The next morning I was hoping to find an update from the provider in my e-mail, but had nothing. Actually had less e-mail than normal. I sent a few desperate requests for an update but never heard anything back. Finally that night I sent one last e-mail saying it had been 24 hours since hearing from the support guy. That next morning I got a call on my cell phone from the provider saying I must not be getting his replies via e-mail. Sure enough I guess somewhere in my DNS setup there was a problem and with the VPS down which hosts the domains I use in my e-mail, this was causing problems with my e-mail system.

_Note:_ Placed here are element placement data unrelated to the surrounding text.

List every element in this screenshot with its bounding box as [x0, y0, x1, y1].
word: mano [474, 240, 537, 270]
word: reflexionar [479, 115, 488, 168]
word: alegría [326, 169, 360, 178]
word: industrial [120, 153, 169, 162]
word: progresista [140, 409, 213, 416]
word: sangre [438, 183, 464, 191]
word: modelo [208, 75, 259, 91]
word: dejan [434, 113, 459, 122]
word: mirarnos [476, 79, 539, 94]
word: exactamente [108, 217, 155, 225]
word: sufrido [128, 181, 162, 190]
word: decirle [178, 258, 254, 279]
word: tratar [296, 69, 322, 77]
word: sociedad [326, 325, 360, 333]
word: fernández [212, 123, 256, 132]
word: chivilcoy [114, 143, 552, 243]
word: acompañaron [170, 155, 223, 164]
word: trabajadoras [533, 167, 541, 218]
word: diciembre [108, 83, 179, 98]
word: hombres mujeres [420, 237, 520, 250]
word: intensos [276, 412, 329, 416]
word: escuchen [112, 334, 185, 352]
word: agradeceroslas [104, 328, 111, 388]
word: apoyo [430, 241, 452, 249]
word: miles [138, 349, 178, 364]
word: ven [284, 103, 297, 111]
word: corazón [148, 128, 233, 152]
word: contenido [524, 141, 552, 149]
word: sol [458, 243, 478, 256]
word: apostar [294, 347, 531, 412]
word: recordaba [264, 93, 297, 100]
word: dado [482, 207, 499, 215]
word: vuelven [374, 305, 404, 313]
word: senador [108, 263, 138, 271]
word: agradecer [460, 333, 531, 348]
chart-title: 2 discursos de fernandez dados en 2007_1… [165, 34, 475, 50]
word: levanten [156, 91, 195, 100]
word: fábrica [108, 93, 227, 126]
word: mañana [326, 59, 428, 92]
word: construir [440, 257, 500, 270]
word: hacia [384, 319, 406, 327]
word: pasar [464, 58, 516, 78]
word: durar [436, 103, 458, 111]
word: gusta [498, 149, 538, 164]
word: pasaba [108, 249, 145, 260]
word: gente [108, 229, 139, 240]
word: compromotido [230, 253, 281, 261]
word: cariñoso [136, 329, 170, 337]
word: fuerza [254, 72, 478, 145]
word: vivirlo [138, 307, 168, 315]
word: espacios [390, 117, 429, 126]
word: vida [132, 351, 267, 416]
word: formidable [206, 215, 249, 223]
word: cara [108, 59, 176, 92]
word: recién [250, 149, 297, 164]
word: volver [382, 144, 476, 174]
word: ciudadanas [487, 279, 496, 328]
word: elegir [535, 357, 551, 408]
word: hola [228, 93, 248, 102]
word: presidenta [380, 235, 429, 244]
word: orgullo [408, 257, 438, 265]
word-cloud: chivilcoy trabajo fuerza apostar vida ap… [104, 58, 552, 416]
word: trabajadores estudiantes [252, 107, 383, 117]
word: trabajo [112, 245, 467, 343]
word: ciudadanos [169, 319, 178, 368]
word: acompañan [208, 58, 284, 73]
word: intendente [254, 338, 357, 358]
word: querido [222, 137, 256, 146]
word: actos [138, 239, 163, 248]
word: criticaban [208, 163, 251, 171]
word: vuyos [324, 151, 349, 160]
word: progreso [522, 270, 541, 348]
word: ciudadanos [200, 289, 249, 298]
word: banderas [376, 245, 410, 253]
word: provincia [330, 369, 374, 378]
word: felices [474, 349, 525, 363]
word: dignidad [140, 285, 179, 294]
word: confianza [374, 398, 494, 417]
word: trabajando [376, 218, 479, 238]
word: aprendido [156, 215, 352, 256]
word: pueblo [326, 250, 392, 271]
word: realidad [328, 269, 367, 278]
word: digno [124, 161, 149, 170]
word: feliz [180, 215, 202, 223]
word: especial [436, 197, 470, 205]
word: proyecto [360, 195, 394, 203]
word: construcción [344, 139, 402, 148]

Now that we established some communication and used alternate e-mail addresses, we made some progress on restoring the VPS. For some reason there were issues restoring the rsync backup my VPS and when starting up it would complain about all kinds of problems and none of the cpanel services would start (This is a linux server if you haven’t guess already). I downloaded a copy of the backup to try some things on my end and the provider was trying things and nothing was working. Finally, we got the VPS restored to the point where I could access WHM (Web Host Manager), and was told by cpanel support that I could force the backup script to run, then grab the account backups which I could use to restore after we reload the server. So thats what I did, and ran into a few issues like a permissions problem on some of the accounts, where the backup would fail, so I had to chown the accounts folder for each user and then I was able to run the backup script again.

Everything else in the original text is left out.